Es war eine ehrliche Antwort, die ihn mit Bedauern erfüllte. Wenn er sich nicht auf sie verlassen konnte, war alles, worauf er hoffte, verloren. Er würde einen Weg finden müssen, sich ihre Hilfe zu sichern, bis die Zeit kam, wo er seinen Mörder entlarven konnte. Vielleicht würde er sie mit in sein Versteck nehmen müssen, bis das hier durchgestanden war. Keineswegs eine angenehme Aussicht, für keinen von ihnen.
„Kann ich nicht irgendwie Ihre Freundschaft gewinnen?", fragte er feierlich.

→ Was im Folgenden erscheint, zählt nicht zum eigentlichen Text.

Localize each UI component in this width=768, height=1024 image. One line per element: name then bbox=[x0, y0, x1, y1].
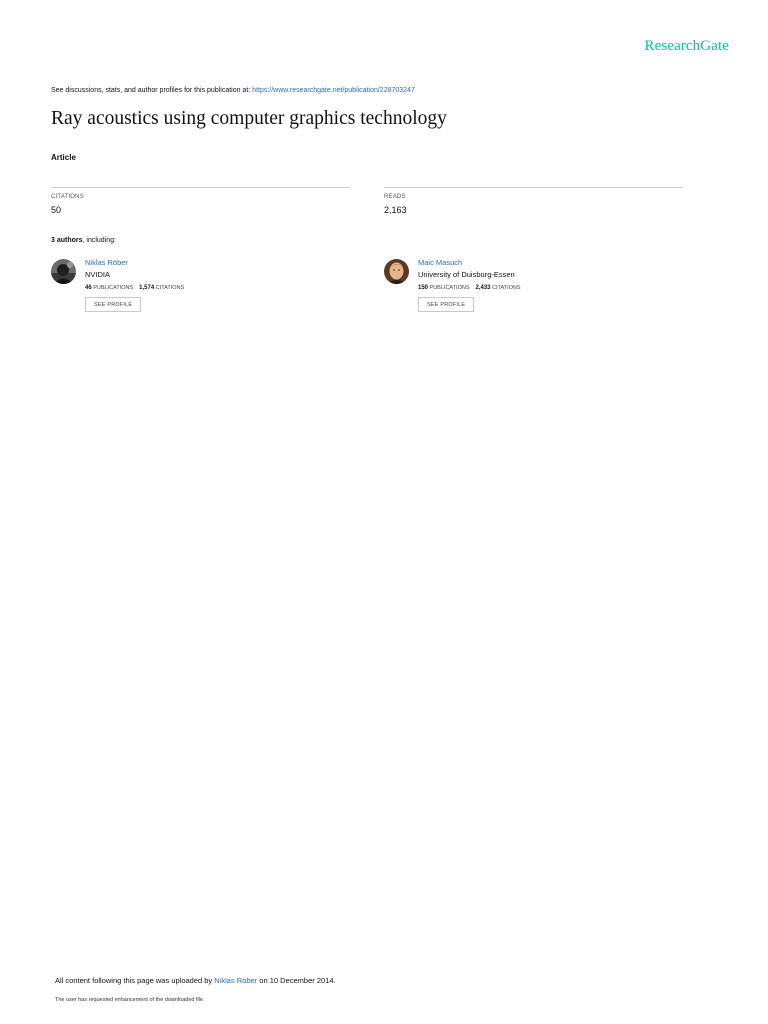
authors-heading-suffix: , including: bbox=[82, 237, 116, 244]
author-avatar[interactable] bbox=[384, 259, 409, 284]
publication-type: Article bbox=[51, 153, 76, 162]
author-info: Maic Masuch University of Duisburg-Essen… bbox=[418, 258, 521, 312]
author-citations-label: CITATIONS bbox=[155, 285, 185, 291]
author-institution: NVIDIA bbox=[85, 270, 111, 279]
author-publications-label: PUBLICATIONS bbox=[93, 285, 134, 291]
author-citations-label: CITATIONS bbox=[492, 285, 521, 291]
author-publications-count: 150 bbox=[418, 285, 429, 291]
author-publications-count: 46 bbox=[85, 285, 92, 291]
author-name-link[interactable]: Maic Masuch bbox=[418, 258, 521, 267]
upload-suffix: on 10 December 2014. bbox=[257, 976, 336, 985]
author-publications-label: PUBLICATIONS bbox=[429, 285, 470, 291]
discussion-line: See discussions, stats, and author profi… bbox=[51, 87, 415, 94]
citations-value: 50 bbox=[51, 205, 62, 215]
reads-value: 2,163 bbox=[384, 205, 407, 215]
author-name-link[interactable]: Niklas Röber bbox=[85, 258, 184, 267]
author-stats: 46 PUBLICATIONS 1,574 CITATIONS bbox=[85, 284, 184, 292]
author-card: Niklas Röber NVIDIA 46 PUBLICATIONS 1,574… bbox=[51, 258, 351, 328]
upload-notice: All content following this page was uplo… bbox=[55, 976, 336, 985]
publication-url-link[interactable]: https://www.researchgate.net/publication… bbox=[252, 87, 415, 94]
see-profile-button[interactable]: SEE PROFILE bbox=[85, 297, 142, 312]
see-profile-button[interactable]: SEE PROFILE bbox=[418, 297, 475, 312]
researchgate-logo[interactable]: ResearchGate bbox=[645, 38, 729, 55]
discussion-prefix: See discussions, stats, and author profi… bbox=[51, 87, 253, 94]
author-stats: 150 PUBLICATIONS 2,433 CITATIONS bbox=[418, 284, 521, 292]
upload-prefix: All content following this page was uplo… bbox=[55, 976, 215, 985]
citations-label: CITATIONS bbox=[51, 194, 84, 200]
reads-stat: READS 2,163 bbox=[384, 187, 683, 215]
authors-count: 3 authors bbox=[51, 237, 83, 244]
author-card: Maic Masuch University of Duisburg-Essen… bbox=[384, 258, 684, 328]
author-avatar[interactable] bbox=[51, 259, 76, 284]
citations-stat: CITATIONS 50 bbox=[51, 187, 350, 215]
author-citations-count: 2,433 bbox=[475, 285, 491, 291]
uploader-link[interactable]: Niklas Röber bbox=[214, 976, 257, 985]
publication-title: Ray acoustics using computer graphics te… bbox=[51, 108, 447, 129]
enhancement-note: The user has requested enhancement of th… bbox=[55, 997, 205, 1003]
author-institution: University of Duisburg-Essen bbox=[418, 270, 515, 279]
authors-heading: 3 authors, including: bbox=[51, 237, 116, 244]
author-citations-count: 1,574 bbox=[139, 285, 155, 291]
author-info: Niklas Röber NVIDIA 46 PUBLICATIONS 1,574… bbox=[85, 258, 184, 312]
reads-label: READS bbox=[384, 194, 406, 200]
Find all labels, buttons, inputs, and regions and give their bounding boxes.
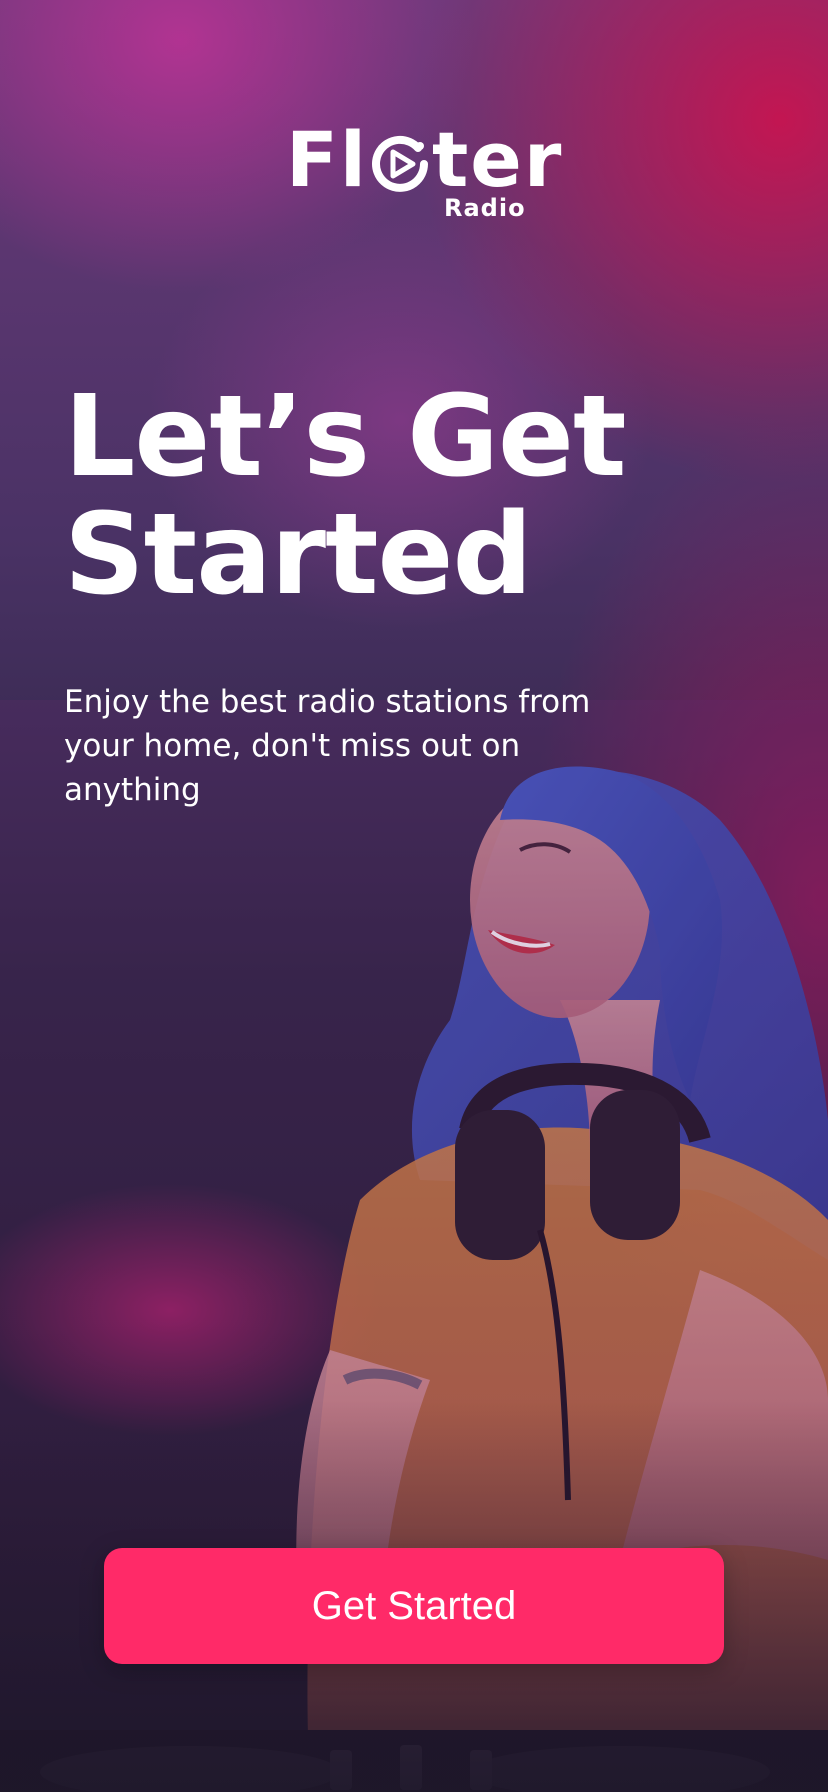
brand-wordmark: Fl ter (286, 120, 563, 200)
dj-hero-illustration (0, 700, 828, 1792)
get-started-button[interactable]: Get Started (104, 1548, 724, 1664)
onboarding-screen: Fl ter Radio Let’s Get Started Enjoy the… (0, 0, 828, 1792)
shirt (307, 1127, 828, 1792)
brand-name-start: Fl (286, 115, 368, 204)
brand-logo: Fl ter Radio (0, 120, 828, 230)
title-line-1: Let’s Get (64, 372, 627, 502)
title-line-2: Started (64, 490, 533, 620)
onboarding-description: Enjoy the best radio stations from your … (64, 684, 591, 808)
hair-back (411, 770, 828, 1260)
headphones-right-cup (590, 1090, 680, 1240)
brand-name-end: ter (431, 115, 564, 204)
brand-subtitle: Radio (444, 194, 526, 222)
face (470, 782, 650, 1018)
eye (519, 842, 572, 854)
mouth (488, 930, 555, 954)
headphones-band (459, 1062, 711, 1144)
page-title: Let’s Get Started (64, 378, 764, 614)
dj-deck (0, 1730, 828, 1792)
right-arm (620, 1270, 828, 1560)
neck (560, 1000, 660, 1150)
headphones-left-cup (455, 1110, 545, 1260)
hair-front (500, 766, 723, 1100)
play-circle-icon (372, 135, 428, 192)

Sie bewahrte einen kühlen Kopf, diese blauäugige Boscastle mit ihrem schmetterlingsbestickten Neglige. „In mein Zimmer einzubrechen, mich aufs Bett zu werfen und mich zu erpressen ist kaum ein guter Anfang für eine Freundschaft."
„Betrachten Sie es als Hilfe von Nachbar zu Nachbar."
„Ich will, dass Sie mir sagen, was Sie über Brandon in Erfahrung gebracht haben."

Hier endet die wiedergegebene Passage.